One night there had been a garbo strike and the rubbish was piling up in the street so I took our rubbish down to the venue and decorated the stage with weeks of old garbage. After forncating with it I throw it over the crowd.
The bouncers wanted to kill me but I ran upstairs to hide in the office with Joe. But when I came back to help the band load out I found the bouncers had smacked up the Spitettes and told them the rest of the band were going to get killed once we packed up. We sent the girls off and ran home with shopping trolleys full of our gear.
My brother Ross had just got back from India. We met the peace loving hippy at a Richmond pub for a catch up. One of the Venue's thug bouncers came up to us and he mentioned I Spit On Your Grave. I said it was I Spit On Your Gravy which raised his ire. He slapped me across the face and knocked me off my chair. My brother said, "Peace man" and copped a sdmack across the face and the ear-ring ripped out of his ear. The bouncer then took me out and tried to knock a new window in the brick wall with my head. I lost a contact lens but gained some stitches. The last thing he said was "Don't ever play at the Venue again."
Of course we had a gig there the next night and I remember fucking a pig's head in the eye on stage. Luckily Joe sacked him and I have never seen him since.
Joe Gaultieri:
From Pies to Venues
Joe Gaultieri:
As a kid I'd tap dance and watch Fred Astaire movies. When I was a teenager I'd listen to 3XY and 3UZ radio stations. All the rock songs: Johnny O'Keefe, Normy Rowe, 6 O'Clock Rock and all that stuff.
We moved to Williamstown and I studied piano at St Mary's but I lost it when we moved back to Fitzroy. So I never played in a band which I don't regret because what I really enjoy is making a band sound great.
I was working for Four'n'Twenty (pies and pastries) delivering pies to all the lunch shops, so I had this van. Anyway Max Vella sang in a band called Fat Daddy, they wore masks...this is before Kiss. Two Maltese, an Italian and an Aussie drummer. I knew their brothers, they were doing gigs and, "Joe's got a van." So I managed Fat Daddy and a band called Muddy Farmer. I had a sign with Fat Daddy on one side and Muddy Farmer on the other and I'd change the signs around depending on who was working.
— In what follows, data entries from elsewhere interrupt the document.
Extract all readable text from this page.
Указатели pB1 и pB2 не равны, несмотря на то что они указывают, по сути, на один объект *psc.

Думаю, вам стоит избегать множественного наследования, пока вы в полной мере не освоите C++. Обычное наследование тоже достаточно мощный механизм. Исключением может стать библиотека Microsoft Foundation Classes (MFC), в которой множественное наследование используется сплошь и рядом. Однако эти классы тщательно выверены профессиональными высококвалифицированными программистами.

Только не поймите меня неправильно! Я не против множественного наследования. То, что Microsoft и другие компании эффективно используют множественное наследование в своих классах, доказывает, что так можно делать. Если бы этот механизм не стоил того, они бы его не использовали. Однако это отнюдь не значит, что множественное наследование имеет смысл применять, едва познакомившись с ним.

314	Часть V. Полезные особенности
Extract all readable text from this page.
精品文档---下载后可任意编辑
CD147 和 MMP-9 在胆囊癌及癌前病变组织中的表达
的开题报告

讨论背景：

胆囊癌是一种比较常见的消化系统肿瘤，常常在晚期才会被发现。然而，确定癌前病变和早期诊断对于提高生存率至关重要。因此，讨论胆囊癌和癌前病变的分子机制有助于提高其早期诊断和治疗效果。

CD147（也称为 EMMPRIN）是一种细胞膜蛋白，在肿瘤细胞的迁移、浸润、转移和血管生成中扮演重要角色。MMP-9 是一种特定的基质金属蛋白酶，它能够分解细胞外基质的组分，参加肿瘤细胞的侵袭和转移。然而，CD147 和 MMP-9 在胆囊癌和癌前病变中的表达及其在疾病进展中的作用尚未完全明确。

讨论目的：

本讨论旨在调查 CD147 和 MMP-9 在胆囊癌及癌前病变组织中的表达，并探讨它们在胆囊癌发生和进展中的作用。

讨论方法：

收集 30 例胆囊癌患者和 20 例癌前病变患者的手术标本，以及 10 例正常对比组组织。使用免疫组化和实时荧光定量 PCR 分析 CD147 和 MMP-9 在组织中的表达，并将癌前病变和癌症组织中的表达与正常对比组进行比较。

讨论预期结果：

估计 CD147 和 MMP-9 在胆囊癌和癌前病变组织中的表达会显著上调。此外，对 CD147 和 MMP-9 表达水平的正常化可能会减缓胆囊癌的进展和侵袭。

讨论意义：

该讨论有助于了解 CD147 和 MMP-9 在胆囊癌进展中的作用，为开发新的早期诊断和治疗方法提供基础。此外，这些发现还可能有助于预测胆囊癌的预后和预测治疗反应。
We bought a PA and I used to do the sound.
We used to work the Sunshine Heights Hotel. We'd fill it on a Thursday night but we couldn't get a gig in town. Premier (booking agency) had Melbourne the balls. So in the early 70s I started working for Premier and managed the bands on the side. I'd book bands like the Boys Next Door, James Freud, Barry Earl's Suicide bands. Barry worked in the agency too.
But I didn't want to be an agent. I didn't want to be stuck in the office. So Frank Stivalis suggested I run some gigs down the coast. I called it Lorne Follies. Renee Geyer, Captain Matchbox, Split Enz, AC/DC. I worked with Hush, Ted Mulry...all the classic Aussie bands.
Brian Goldsmith had a club in the Bourke Street Mall called the Bombay Bicycle Club. He closed it while he was fixing up the Underground. So I started running the Bombay Bicycle Club. I really enjoyed that but it finished.
Blondie did a gig there. When Blondie came out for the first time I toured them. That was unreal. I toured a few bands and I liked being on the road but what I really liked was running a gig.
So I looked around and found the Copacabana in Brunswick Street. It was run by Greeks, a Greek nightclub. But they were going broke. I turned it into Bombay Rock and ran it for 3 or 4 years. But they wouldn't clean it. People's feet were sticking to the carpet. I told them I'd leave if they didn't have it cleaned by Xmas. But they didn't give a fuck, they were raking it in. So I walked away. That's when I started managing the Checks with Paul Hester and John Clifforth.